Sophie Huang, MSc, an assistant professor in the department of radiation oncology at the University of Toronto, presented research that shows certain patients with HPV+ OPC and distant metastases can survive for more than two years after intensive treatment without further evidence of disease.
"Our research, the largest study to date to explore survival predictors for metastatic HPV+ and HPV- oropharyngeal cancer patients, has shown that cure is a realistic goal in those patients with oligometastasis -- metastases involving five or fewer lesions in one distant organ," Huang said in a press release.
The researchers identified 934 patients with HPV+ OPC out of the 1,238 OPC patients treated at Princess Margaret Cancer Centre between 2000 and 2011. Distant metastases were detected in 15% of these patients (88 in the HPV+ group and 54 in those with HPV- disease), while oligometastasis was present in 24 HPV+ patients with distant metastases in a single organ.
They found two types of distinct distant metastases in HPV+ patients: explosive and indolent. The explosive type of metastasis, where more than 10 lesions in one organ appear quickly in a short period of time (within three months of the first lesion), was present in 55% of the HPV+ group but in none of those who were negative for HPV.
In both the HPV+ and HPV- groups, the lungs were the most common metastatic site. The indolent metastasis type, which grows and spreads at a much slower pace and often manifests as oligometastasis, occurred in 24% of the HPV+ cases with metastases in a single organ, compared with 26% of those who had HPV- cancer.

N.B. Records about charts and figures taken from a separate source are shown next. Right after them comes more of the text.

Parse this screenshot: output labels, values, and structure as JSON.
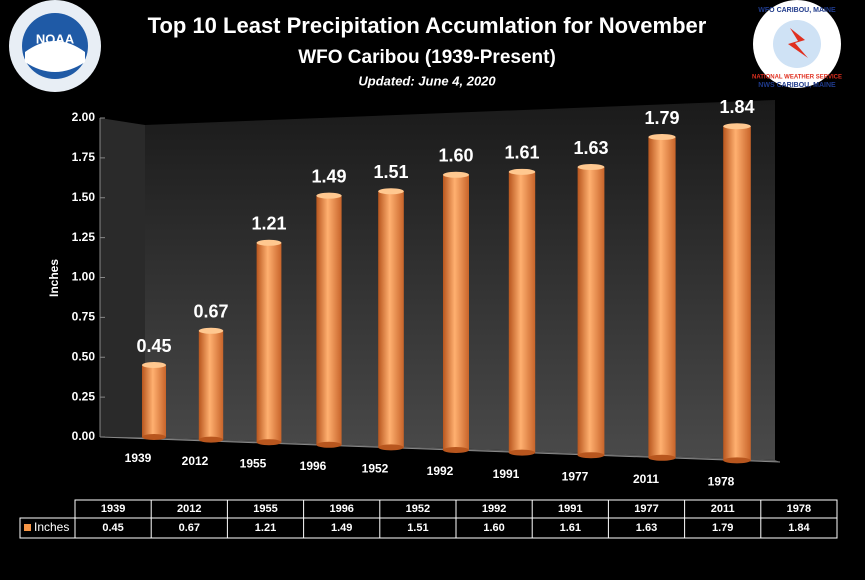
{
  "chart_data": {
    "type": "bar3d",
    "title": "Top 10 Least Precipitation Accumlation for November",
    "subtitle": "WFO Caribou (1939-Present)",
    "note": "Updated:  June 4, 2020",
    "ylabel": "Inches",
    "categories": [
      "1939",
      "2012",
      "1955",
      "1996",
      "1952",
      "1992",
      "1991",
      "1977",
      "2011",
      "1978"
    ],
    "series": [
      {
        "name": "Inches",
        "color": "#f79646",
        "values": [
          0.45,
          0.67,
          1.21,
          1.49,
          1.51,
          1.6,
          1.61,
          1.63,
          1.79,
          1.84
        ],
        "value_labels": [
          "0.45",
          "0.67",
          "1.21",
          "1.49",
          "1.51",
          "1.60",
          "1.61",
          "1.63",
          "1.79",
          "1.84"
        ]
      }
    ],
    "ylim": [
      0,
      2
    ],
    "yticks": [
      {
        "value": 0,
        "label": "0.00"
      },
      {
        "value": 0.25,
        "label": "0.25"
      },
      {
        "value": 0.5,
        "label": "0.50"
      },
      {
        "value": 0.75,
        "label": "0.75"
      },
      {
        "value": 1,
        "label": "1.00"
      },
      {
        "value": 1.25,
        "label": "1.25"
      },
      {
        "value": 1.5,
        "label": "1.50"
      },
      {
        "value": 1.75,
        "label": "1.75"
      },
      {
        "value": 2,
        "label": "2.00"
      }
    ],
    "logos": {
      "noaa": "NOAA",
      "nws_top": "WFO CARIBOU, MAINE",
      "nws_middle": "NATIONAL WEATHER SERVICE",
      "nws_bottom": "NWS CARIBOU, MAINE"
    }
  }
}
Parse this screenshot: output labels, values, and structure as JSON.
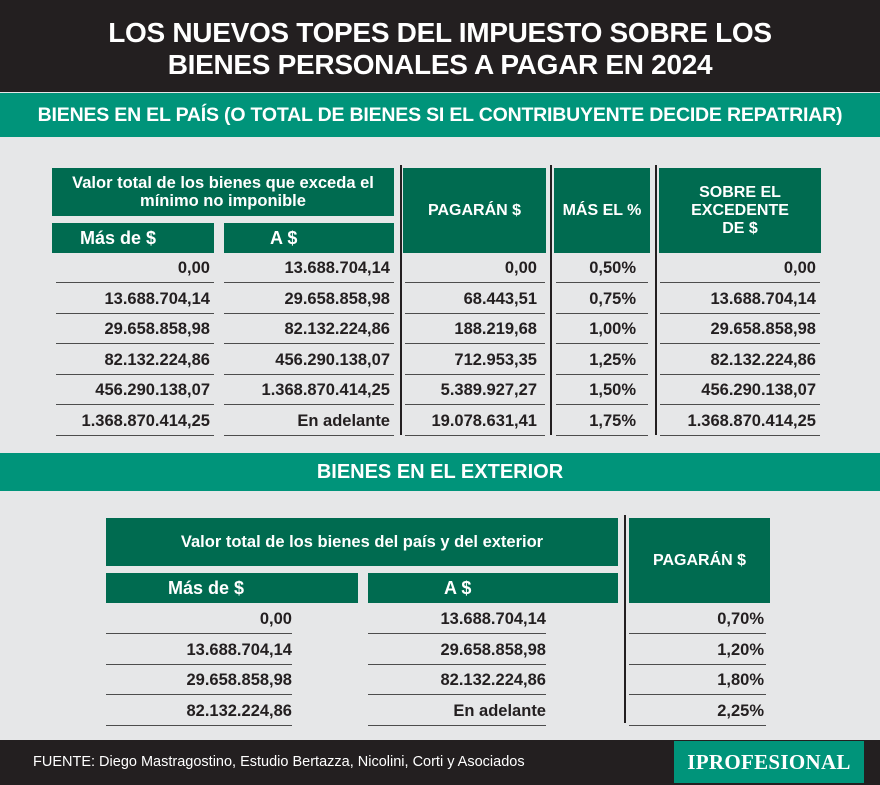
{
  "title": {
    "line1": "LOS NUEVOS TOPES DEL IMPUESTO SOBRE LOS",
    "line2": "BIENES PERSONALES A PAGAR EN 2024"
  },
  "section1": {
    "heading": "BIENES EN EL PAÍS (O TOTAL DE BIENES SI EL CONTRIBUYENTE DECIDE REPATRIAR)",
    "group_header": "Valor total de los bienes que exceda el mínimo no imponible",
    "col_from": "Más de $",
    "col_to": "A $",
    "col_pay": "PAGARÁN $",
    "col_pct": "MÁS EL %",
    "col_excess": "SOBRE EL EXCEDENTE DE $",
    "rows": [
      [
        "0,00",
        "13.688.704,14",
        "0,00",
        "0,50%",
        "0,00"
      ],
      [
        "13.688.704,14",
        "29.658.858,98",
        "68.443,51",
        "0,75%",
        "13.688.704,14"
      ],
      [
        "29.658.858,98",
        "82.132.224,86",
        "188.219,68",
        "1,00%",
        "29.658.858,98"
      ],
      [
        "82.132.224,86",
        "456.290.138,07",
        "712.953,35",
        "1,25%",
        "82.132.224,86"
      ],
      [
        "456.290.138,07",
        "1.368.870.414,25",
        "5.389.927,27",
        "1,50%",
        "456.290.138,07"
      ],
      [
        "1.368.870.414,25",
        "En adelante",
        "19.078.631,41",
        "1,75%",
        "1.368.870.414,25"
      ]
    ]
  },
  "section2": {
    "heading": "BIENES EN EL EXTERIOR",
    "group_header": "Valor total de los bienes del país y del exterior",
    "col_from": "Más de $",
    "col_to": "A $",
    "col_pay": "PAGARÁN $",
    "rows": [
      [
        "0,00",
        "13.688.704,14",
        "0,70%"
      ],
      [
        "13.688.704,14",
        "29.658.858,98",
        "1,20%"
      ],
      [
        "29.658.858,98",
        "82.132.224,86",
        "1,80%"
      ],
      [
        "82.132.224,86",
        "En adelante",
        "2,25%"
      ]
    ]
  },
  "footer": {
    "source": "FUENTE: Diego Mastragostino, Estudio Bertazza, Nicolini, Corti y Asociados",
    "logo": "IPROFESIONAL"
  },
  "colors": {
    "dark": "#231f20",
    "green_band": "#00947a",
    "green_header": "#006b50",
    "background": "#e6e7e8"
  }
}
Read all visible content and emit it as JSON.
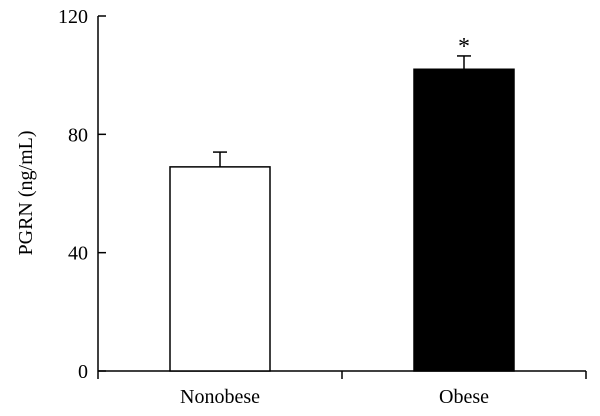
{
  "chart_data": {
    "type": "bar",
    "title": "",
    "xlabel": "",
    "ylabel": "PGRN (ng/mL)",
    "categories": [
      "Nonobese",
      "Obese"
    ],
    "values": [
      69,
      102
    ],
    "error": [
      5,
      4.5
    ],
    "bar_colors": [
      "#ffffff",
      "#000000"
    ],
    "significance": [
      "",
      "*"
    ],
    "ylim": [
      0,
      120
    ],
    "yticks": [
      "0",
      "40",
      "80",
      "120"
    ],
    "grid": false,
    "legend": "none"
  }
}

"In the HPV+ group of patients with oligometastases, when they were given definitive local treatment aimed at disease control -- for example, a high radiation dose or surgical removal of the metastatic lesion, as opposed to a less aggressive treatment used to control symptoms -- there was a long-term disease-free period, suggesting that some may be cured," Huang said. "In the HPV+ group with oligometastases, 25% were still alive after three years, whereas the percentage in the HPV- group was 15%."
The researchers attributed the survival advantage for HPV+ OPC patients to a number of factors:
- The cancer is more sensitive to radiotherapy and chemotherapy.

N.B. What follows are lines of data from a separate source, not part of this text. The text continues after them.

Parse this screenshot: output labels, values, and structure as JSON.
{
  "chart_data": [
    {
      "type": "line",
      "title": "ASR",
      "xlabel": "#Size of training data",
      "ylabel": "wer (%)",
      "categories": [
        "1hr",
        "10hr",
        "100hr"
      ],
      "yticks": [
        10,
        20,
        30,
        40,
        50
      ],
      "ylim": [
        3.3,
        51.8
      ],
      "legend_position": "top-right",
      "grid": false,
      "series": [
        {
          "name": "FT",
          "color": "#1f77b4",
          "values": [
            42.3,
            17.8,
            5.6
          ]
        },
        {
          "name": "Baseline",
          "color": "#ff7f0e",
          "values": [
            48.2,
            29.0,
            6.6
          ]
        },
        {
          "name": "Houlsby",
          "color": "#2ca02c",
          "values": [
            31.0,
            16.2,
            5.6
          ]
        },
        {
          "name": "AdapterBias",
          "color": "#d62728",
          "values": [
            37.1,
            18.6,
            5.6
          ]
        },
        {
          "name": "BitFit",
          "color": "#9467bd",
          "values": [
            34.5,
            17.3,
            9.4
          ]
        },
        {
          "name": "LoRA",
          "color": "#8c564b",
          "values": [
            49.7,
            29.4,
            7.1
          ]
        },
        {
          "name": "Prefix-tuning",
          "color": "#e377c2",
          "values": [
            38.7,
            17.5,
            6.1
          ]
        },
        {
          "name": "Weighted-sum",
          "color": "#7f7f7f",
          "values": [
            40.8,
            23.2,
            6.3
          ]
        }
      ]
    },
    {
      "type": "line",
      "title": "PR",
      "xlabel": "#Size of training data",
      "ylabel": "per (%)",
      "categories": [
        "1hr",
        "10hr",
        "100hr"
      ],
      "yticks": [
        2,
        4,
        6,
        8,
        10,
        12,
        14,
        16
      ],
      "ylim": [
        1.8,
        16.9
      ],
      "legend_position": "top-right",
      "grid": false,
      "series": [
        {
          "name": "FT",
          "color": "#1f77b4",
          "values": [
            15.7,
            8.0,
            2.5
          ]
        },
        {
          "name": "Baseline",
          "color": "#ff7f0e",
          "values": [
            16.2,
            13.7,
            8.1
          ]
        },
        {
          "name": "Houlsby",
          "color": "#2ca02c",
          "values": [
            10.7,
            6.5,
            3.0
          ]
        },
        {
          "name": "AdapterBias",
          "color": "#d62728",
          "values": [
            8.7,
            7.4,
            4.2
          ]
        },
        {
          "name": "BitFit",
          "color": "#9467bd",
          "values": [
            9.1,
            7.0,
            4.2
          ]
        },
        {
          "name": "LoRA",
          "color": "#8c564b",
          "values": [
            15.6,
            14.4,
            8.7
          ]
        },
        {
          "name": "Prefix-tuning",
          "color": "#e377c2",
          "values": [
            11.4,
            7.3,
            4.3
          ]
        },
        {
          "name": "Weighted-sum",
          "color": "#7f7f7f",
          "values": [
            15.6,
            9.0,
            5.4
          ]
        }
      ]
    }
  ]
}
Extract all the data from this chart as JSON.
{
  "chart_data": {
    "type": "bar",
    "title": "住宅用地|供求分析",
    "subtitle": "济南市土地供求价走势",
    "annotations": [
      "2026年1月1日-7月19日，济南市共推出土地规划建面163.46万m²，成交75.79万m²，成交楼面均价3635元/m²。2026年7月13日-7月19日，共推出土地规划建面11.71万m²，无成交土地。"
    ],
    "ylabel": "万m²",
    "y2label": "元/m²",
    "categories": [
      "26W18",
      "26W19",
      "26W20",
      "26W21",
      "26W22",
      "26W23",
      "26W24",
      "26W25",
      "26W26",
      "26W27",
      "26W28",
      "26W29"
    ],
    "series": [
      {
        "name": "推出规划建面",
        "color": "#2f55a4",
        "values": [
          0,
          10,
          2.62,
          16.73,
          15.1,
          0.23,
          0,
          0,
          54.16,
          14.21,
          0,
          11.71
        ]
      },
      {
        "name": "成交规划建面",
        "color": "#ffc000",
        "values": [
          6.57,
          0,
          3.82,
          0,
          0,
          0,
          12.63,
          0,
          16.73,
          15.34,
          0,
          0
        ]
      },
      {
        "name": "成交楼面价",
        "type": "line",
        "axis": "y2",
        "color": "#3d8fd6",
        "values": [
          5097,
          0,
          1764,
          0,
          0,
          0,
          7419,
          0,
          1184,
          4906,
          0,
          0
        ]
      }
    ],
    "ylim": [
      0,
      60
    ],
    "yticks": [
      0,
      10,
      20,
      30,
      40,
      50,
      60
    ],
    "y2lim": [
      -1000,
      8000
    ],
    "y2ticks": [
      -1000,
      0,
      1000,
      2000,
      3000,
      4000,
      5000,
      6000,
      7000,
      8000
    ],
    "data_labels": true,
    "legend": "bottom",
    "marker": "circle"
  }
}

- The patients tend to be younger (an average age of 55 at diagnosis, as opposed to 65).
- The patients have fewer health problems, including those caused by smoking-related illness.
These factors enable the patients to receive the more aggressive treatment.
"This research has shown that metastatic HPV+ OPC patients who receive active treatment can survive considerably longer than those who did not receive treatment," Huang said.
Physicians' perception plays an important role in a patient receiving aggressive treatment, she added.
"One of the reasons patients with metastatic disease do not receive aggressive treatment is due to the physician and patient's perception that this is an incurable state," she said.
She and her colleagues hope that these results will spur researchers to optimize management strategies that will produce a better quality of life for these patients, as well as lessen the cost to the healthcare system overall.
"Optimizing and tailoring surveillance strategies for HPV+ patients are also important," Huang noted. "For example, our research has shown that the surveillance period should be longer than the traditional two-year window, due to the possibility of later onset of metastases. Selecting the appropriate imaging method in order to detect asymptomatic oligometastasis may allow salvage treatment of some patients before the cancer progresses. Finally, we hope that it will help clinicians identify patients who are best able to benefit from aggressive treatment, such as metastasectomy or stereotactic radiotherapy."
Whether it's possible to identify which patients at initial presentation are at high risk of developing distant metastases and which type of metastases will develop are other important questions for future studies, according to the researchers.